In the wake of the Iran nuclear agreement, the Obama administration fell in love with diplomacy. The refugee crisis in Europe, the barbarian attacks in Paris staged by ISIL, and Russia’s intervention in Syria were seen by the Obama administration as offering a golden opportunity to go for another successful diplomatic agreement in Syria. The US convened a new international gathering in Vienna, with the participation of its new partners, Iran and Russia. Here a new formula was reached, in which the demand that Assad give up power was dropped. After the Vienna talks, the UN Security Council voted unanimously for a resolution establishing a framework for negotiations, with no mention at all of Assad’s fate. Following this resolution, the Syrian opposition formed a new High Negotiations Committee (HNC) in the Saudi capital of Riad. The committee includes for the first time Jihadist formations supported by Saudi Arabia. These are now accepted as a legitimate part of the opposition forces.

At Kerry’s urging, the veteran Syrian opposition agreed to participate in a new Geneva convention to negotiate an agreement with the Assad regime, despite its disbelief that such an agreement is reachable as long as the Russians keep bombing the opposition.
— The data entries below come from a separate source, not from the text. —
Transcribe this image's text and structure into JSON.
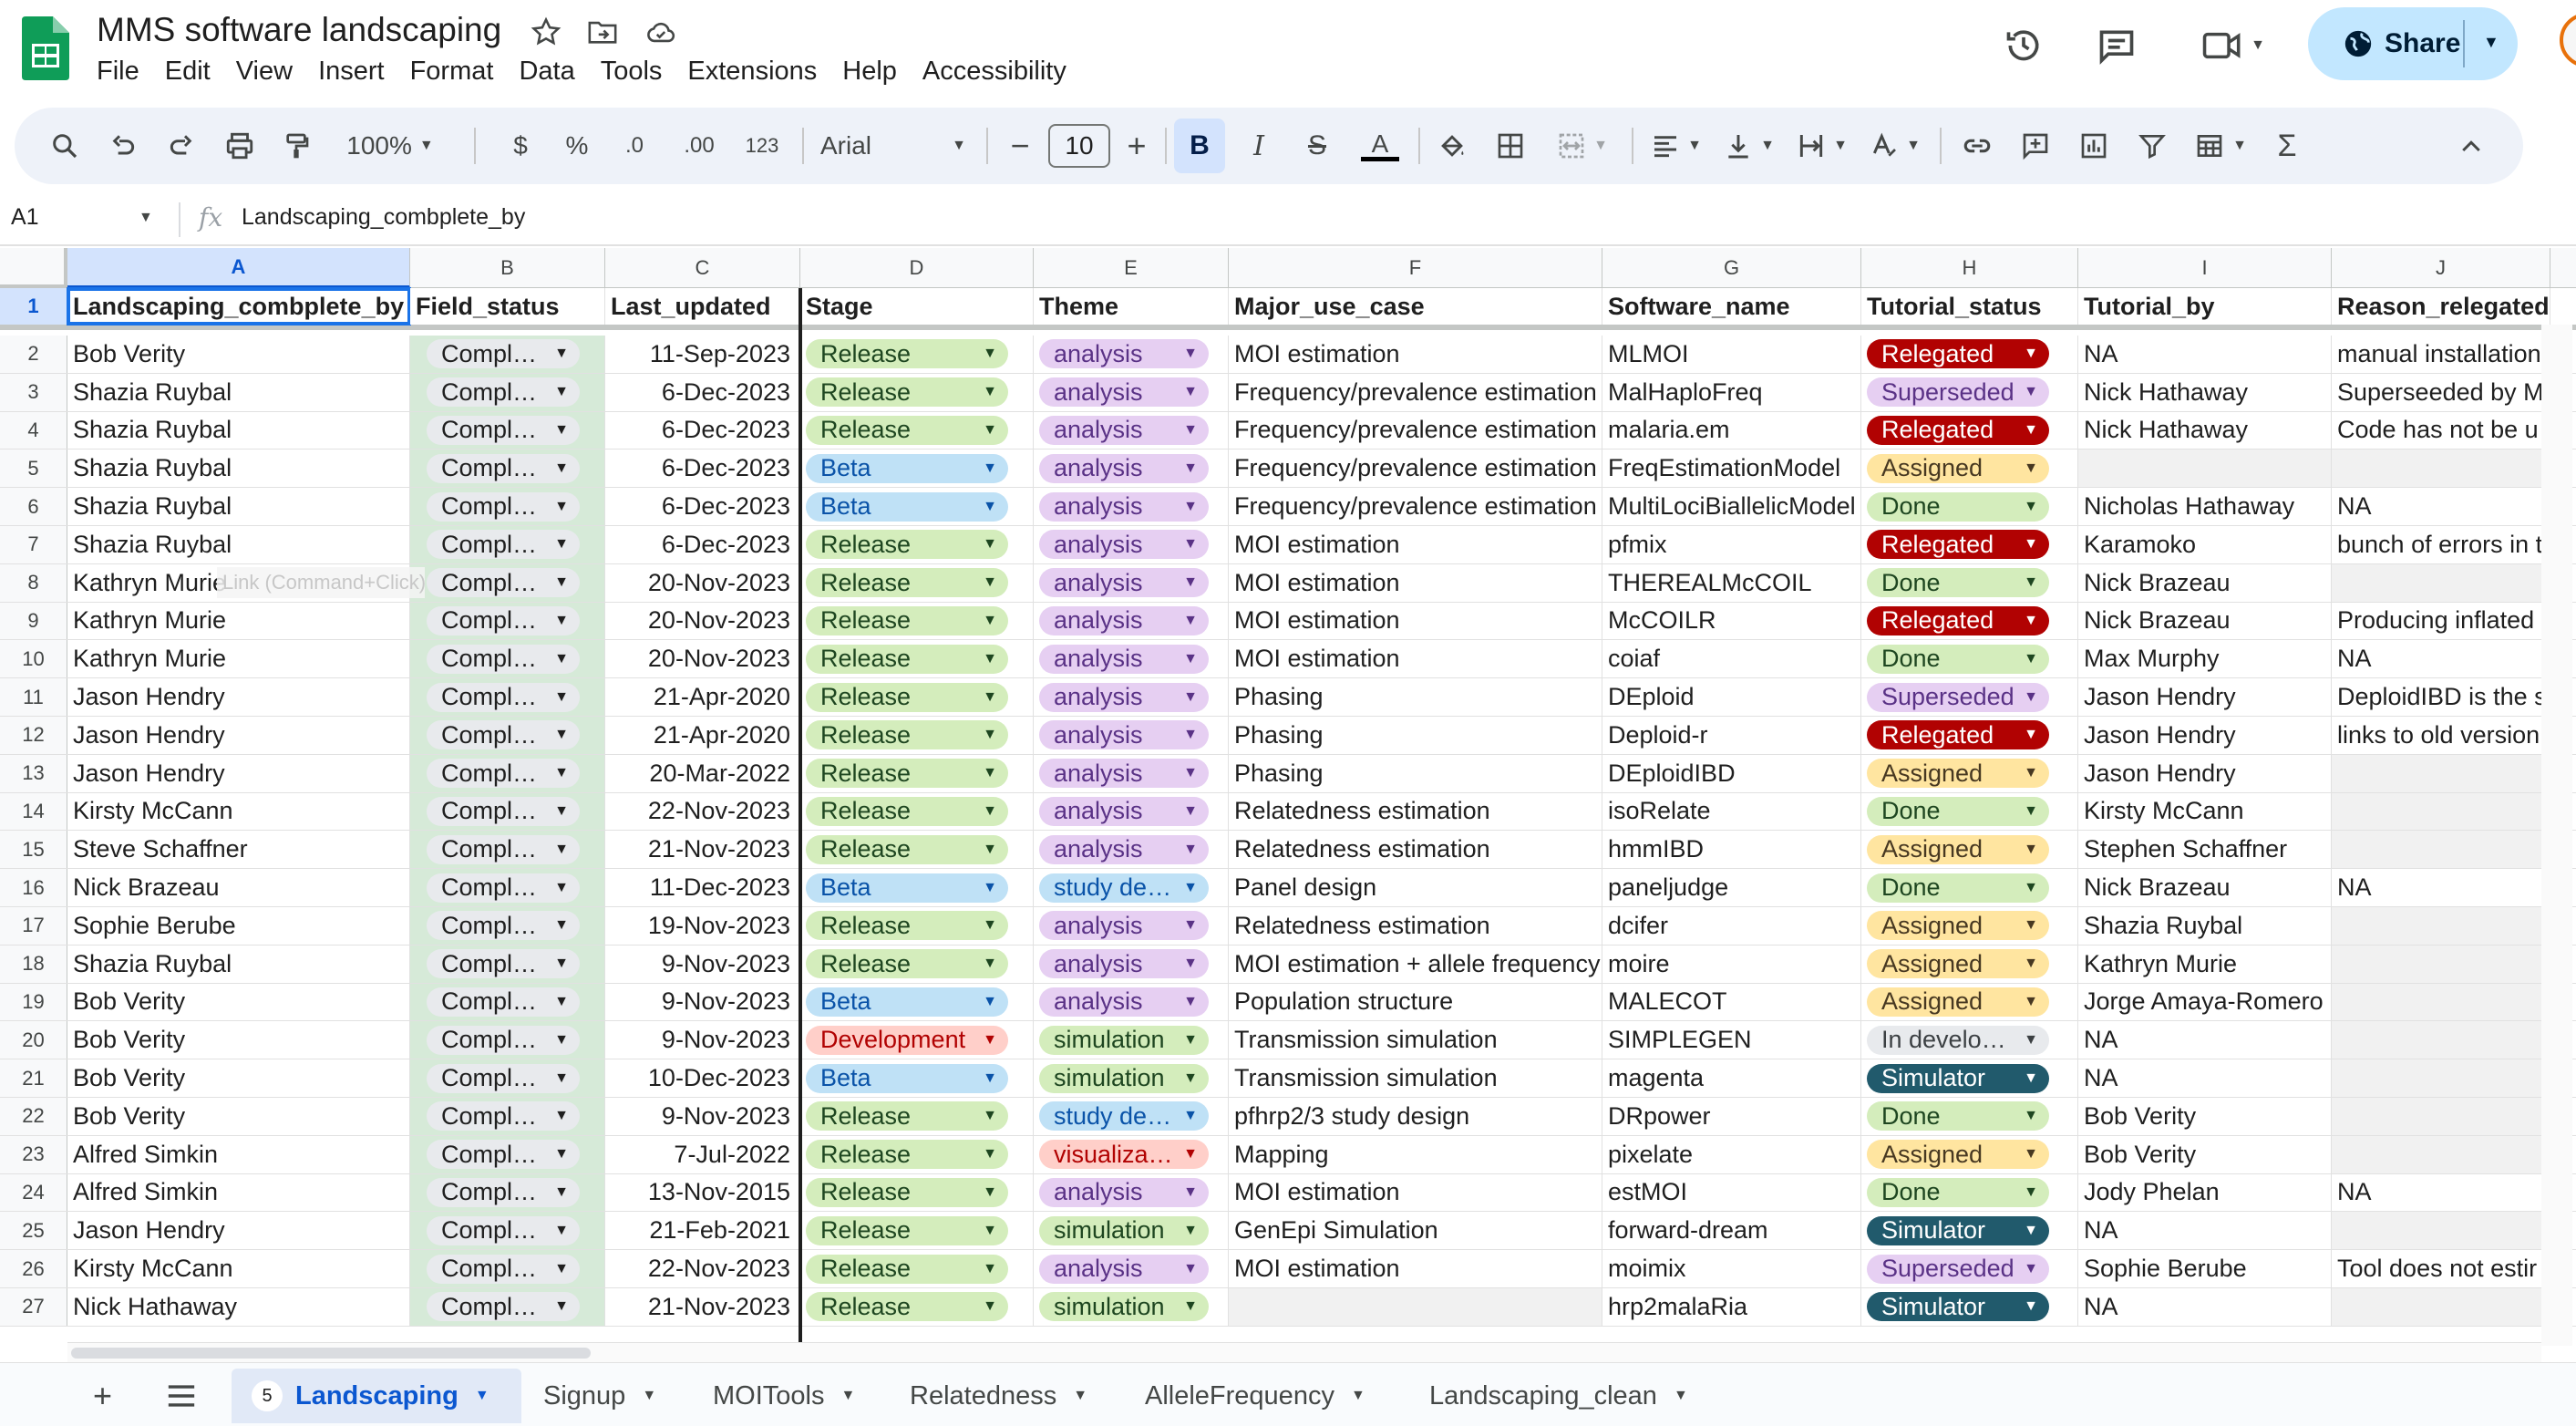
{
  "app": {
    "title": "MMS software landscaping",
    "menu": [
      "File",
      "Edit",
      "View",
      "Insert",
      "Format",
      "Data",
      "Tools",
      "Extensions",
      "Help",
      "Accessibility"
    ],
    "share_label": "Share"
  },
  "toolbar": {
    "zoom": "100%",
    "currency": "$",
    "percent": "%",
    "dec_decrease": ".0",
    "dec_increase": ".00",
    "number_format": "123",
    "font": "Arial",
    "font_size": "10"
  },
  "formula_bar": {
    "cell_ref": "A1",
    "fx": "fx",
    "value": "Landscaping_combplete_by"
  },
  "tooltip": "Link (Command+Click)",
  "colors": {
    "accent": "#0b57d0",
    "field_status_bg": "#d6ead8"
  },
  "sheet": {
    "column_letters": [
      "A",
      "B",
      "C",
      "D",
      "E",
      "F",
      "G",
      "H",
      "I",
      "J"
    ],
    "headers": [
      "Landscaping_combplete_by",
      "Field_status",
      "Last_updated",
      "Stage",
      "Theme",
      "Major_use_case",
      "Software_name",
      "Tutorial_status",
      "Tutorial_by",
      "Reason_relegated"
    ],
    "rows": [
      {
        "n": "2",
        "a": "Bob Verity",
        "b": "Complete",
        "c": "11-Sep-2023",
        "d": "Release",
        "e": "analysis",
        "f": "MOI estimation",
        "g": "MLMOI",
        "h": "Relegated",
        "i": "NA",
        "j": "manual installation"
      },
      {
        "n": "3",
        "a": "Shazia Ruybal",
        "b": "Complete",
        "c": "6-Dec-2023",
        "d": "Release",
        "e": "analysis",
        "f": "Frequency/prevalence estimation",
        "g": "MalHaploFreq",
        "h": "Superseded",
        "i": "Nick Hathaway",
        "j": "Superseeded by M"
      },
      {
        "n": "4",
        "a": "Shazia Ruybal",
        "b": "Complete",
        "c": "6-Dec-2023",
        "d": "Release",
        "e": "analysis",
        "f": "Frequency/prevalence estimation",
        "g": "malaria.em",
        "h": "Relegated",
        "i": "Nick Hathaway",
        "j": "Code has not be u"
      },
      {
        "n": "5",
        "a": "Shazia Ruybal",
        "b": "Complete",
        "c": "6-Dec-2023",
        "d": "Beta",
        "e": "analysis",
        "f": "Frequency/prevalence estimation",
        "g": "FreqEstimationModel",
        "h": "Assigned",
        "i": "",
        "j": ""
      },
      {
        "n": "6",
        "a": "Shazia Ruybal",
        "b": "Complete",
        "c": "6-Dec-2023",
        "d": "Beta",
        "e": "analysis",
        "f": "Frequency/prevalence estimation",
        "g": "MultiLociBiallelicModel",
        "h": "Done",
        "i": "Nicholas Hathaway",
        "j": "NA"
      },
      {
        "n": "7",
        "a": "Shazia Ruybal",
        "b": "Complete",
        "c": "6-Dec-2023",
        "d": "Release",
        "e": "analysis",
        "f": "MOI estimation",
        "g": "pfmix",
        "h": "Relegated",
        "i": "Karamoko",
        "j": "bunch of errors in t"
      },
      {
        "n": "8",
        "a": "Kathryn Murie",
        "b": "Complete",
        "c": "20-Nov-2023",
        "d": "Release",
        "e": "analysis",
        "f": "MOI estimation",
        "g": "THEREALMcCOIL",
        "h": "Done",
        "i": "Nick Brazeau",
        "j": ""
      },
      {
        "n": "9",
        "a": "Kathryn Murie",
        "b": "Complete",
        "c": "20-Nov-2023",
        "d": "Release",
        "e": "analysis",
        "f": "MOI estimation",
        "g": "McCOILR",
        "h": "Relegated",
        "i": "Nick Brazeau",
        "j": "Producing inflated"
      },
      {
        "n": "10",
        "a": "Kathryn Murie",
        "b": "Complete",
        "c": "20-Nov-2023",
        "d": "Release",
        "e": "analysis",
        "f": "MOI estimation",
        "g": "coiaf",
        "h": "Done",
        "i": "Max Murphy",
        "j": "NA"
      },
      {
        "n": "11",
        "a": "Jason Hendry",
        "b": "Complete",
        "c": "21-Apr-2020",
        "d": "Release",
        "e": "analysis",
        "f": "Phasing",
        "g": "DEploid",
        "h": "Superseded",
        "i": "Jason Hendry",
        "j": "DeploidIBD is the s"
      },
      {
        "n": "12",
        "a": "Jason Hendry",
        "b": "Complete",
        "c": "21-Apr-2020",
        "d": "Release",
        "e": "analysis",
        "f": "Phasing",
        "g": "Deploid-r",
        "h": "Relegated",
        "i": "Jason Hendry",
        "j": "links to old version"
      },
      {
        "n": "13",
        "a": "Jason Hendry",
        "b": "Complete",
        "c": "20-Mar-2022",
        "d": "Release",
        "e": "analysis",
        "f": "Phasing",
        "g": "DEploidIBD",
        "h": "Assigned",
        "i": "Jason Hendry",
        "j": ""
      },
      {
        "n": "14",
        "a": "Kirsty McCann",
        "b": "Complete",
        "c": "22-Nov-2023",
        "d": "Release",
        "e": "analysis",
        "f": "Relatedness estimation",
        "g": "isoRelate",
        "h": "Done",
        "i": "Kirsty McCann",
        "j": ""
      },
      {
        "n": "15",
        "a": "Steve Schaffner",
        "b": "Complete",
        "c": "21-Nov-2023",
        "d": "Release",
        "e": "analysis",
        "f": "Relatedness estimation",
        "g": "hmmIBD",
        "h": "Assigned",
        "i": "Stephen Schaffner",
        "j": ""
      },
      {
        "n": "16",
        "a": "Nick Brazeau",
        "b": "Complete",
        "c": "11-Dec-2023",
        "d": "Beta",
        "e": "study design",
        "f": "Panel design",
        "g": "paneljudge",
        "h": "Done",
        "i": "Nick Brazeau",
        "j": "NA"
      },
      {
        "n": "17",
        "a": "Sophie Berube",
        "b": "Complete",
        "c": "19-Nov-2023",
        "d": "Release",
        "e": "analysis",
        "f": "Relatedness estimation",
        "g": "dcifer",
        "h": "Assigned",
        "i": "Shazia Ruybal",
        "j": ""
      },
      {
        "n": "18",
        "a": "Shazia Ruybal",
        "b": "Complete",
        "c": "9-Nov-2023",
        "d": "Release",
        "e": "analysis",
        "f": "MOI estimation + allele frequency",
        "g": "moire",
        "h": "Assigned",
        "i": "Kathryn Murie",
        "j": ""
      },
      {
        "n": "19",
        "a": "Bob Verity",
        "b": "Complete",
        "c": "9-Nov-2023",
        "d": "Beta",
        "e": "analysis",
        "f": "Population structure",
        "g": "MALECOT",
        "h": "Assigned",
        "i": "Jorge Amaya-Romero",
        "j": ""
      },
      {
        "n": "20",
        "a": "Bob Verity",
        "b": "Complete",
        "c": "9-Nov-2023",
        "d": "Development",
        "e": "simulation",
        "f": "Transmission simulation",
        "g": "SIMPLEGEN",
        "h": "In development",
        "i": "NA",
        "j": ""
      },
      {
        "n": "21",
        "a": "Bob Verity",
        "b": "Complete",
        "c": "10-Dec-2023",
        "d": "Beta",
        "e": "simulation",
        "f": "Transmission simulation",
        "g": "magenta",
        "h": "Simulator",
        "i": "NA",
        "j": ""
      },
      {
        "n": "22",
        "a": "Bob Verity",
        "b": "Complete",
        "c": "9-Nov-2023",
        "d": "Release",
        "e": "study design",
        "f": "pfhrp2/3 study design",
        "g": "DRpower",
        "h": "Done",
        "i": "Bob Verity",
        "j": ""
      },
      {
        "n": "23",
        "a": "Alfred Simkin",
        "b": "Complete",
        "c": "7-Jul-2022",
        "d": "Release",
        "e": "visualization",
        "f": "Mapping",
        "g": "pixelate",
        "h": "Assigned",
        "i": "Bob Verity",
        "j": ""
      },
      {
        "n": "24",
        "a": "Alfred Simkin",
        "b": "Complete",
        "c": "13-Nov-2015",
        "d": "Release",
        "e": "analysis",
        "f": "MOI estimation",
        "g": "estMOI",
        "h": "Done",
        "i": "Jody Phelan",
        "j": "NA"
      },
      {
        "n": "25",
        "a": "Jason Hendry",
        "b": "Complete",
        "c": "21-Feb-2021",
        "d": "Release",
        "e": "simulation",
        "f": "GenEpi Simulation",
        "g": "forward-dream",
        "h": "Simulator",
        "i": "NA",
        "j": ""
      },
      {
        "n": "26",
        "a": "Kirsty McCann",
        "b": "Complete",
        "c": "22-Nov-2023",
        "d": "Release",
        "e": "analysis",
        "f": "MOI estimation",
        "g": "moimix",
        "h": "Superseded",
        "i": "Sophie Berube",
        "j": "Tool does not estir"
      },
      {
        "n": "27",
        "a": "Nick Hathaway",
        "b": "Complete",
        "c": "21-Nov-2023",
        "d": "Release",
        "e": "simulation",
        "f": "",
        "g": "hrp2malaRia",
        "h": "Simulator",
        "i": "NA",
        "j": ""
      }
    ]
  },
  "sheet_tabs": [
    {
      "label": "Landscaping",
      "badge": "5",
      "active": true
    },
    {
      "label": "Signup"
    },
    {
      "label": "MOITools"
    },
    {
      "label": "Relatedness"
    },
    {
      "label": "AlleleFrequency"
    },
    {
      "label": "Landscaping_clean"
    }
  ]
}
Meet the HNC in Riad, Kerry put an ultimatum: If you don’t go to Geneva, we will withdraw our support. Under these circumstances, the HNC decided indeed to go to Geneva, but under one very clear condition: stop the Russian bombing and stop the starvation of Syria’s besieged cities.

The present conditions are these: in Iraq a sectarian Shia government, supported by Iran and the US, is waging a war against ISIL and repressing the Sunnis. In Syria the Assad regime continues its barbaric war against democracy with the support of Russia, Iran, and the passive agreement of the Obama administration. Under these conditions there are no real prospects of “containing and defeating” ISIL, which was the aim that Obama declared more than a year ago. As long as Iraq is being ruled by a sectarian government under a religious constitution, the Sunni population will seek refuge with ISIL. And as long as Assad remains in power, ISIL will stay in northern Syria. The Russian idea that Assad is the key to a solution leads only to more carnage and more refugees. Assad must go and be held responsible for the mass murder of 250,000 civilians, the destruction of more than 2 million homes, and the displacement of more than 10 million Syrian citizens. We in DAAM support all democratic forces in Syria that agree to build a new country based on religious tolerance, democracy, and social justice.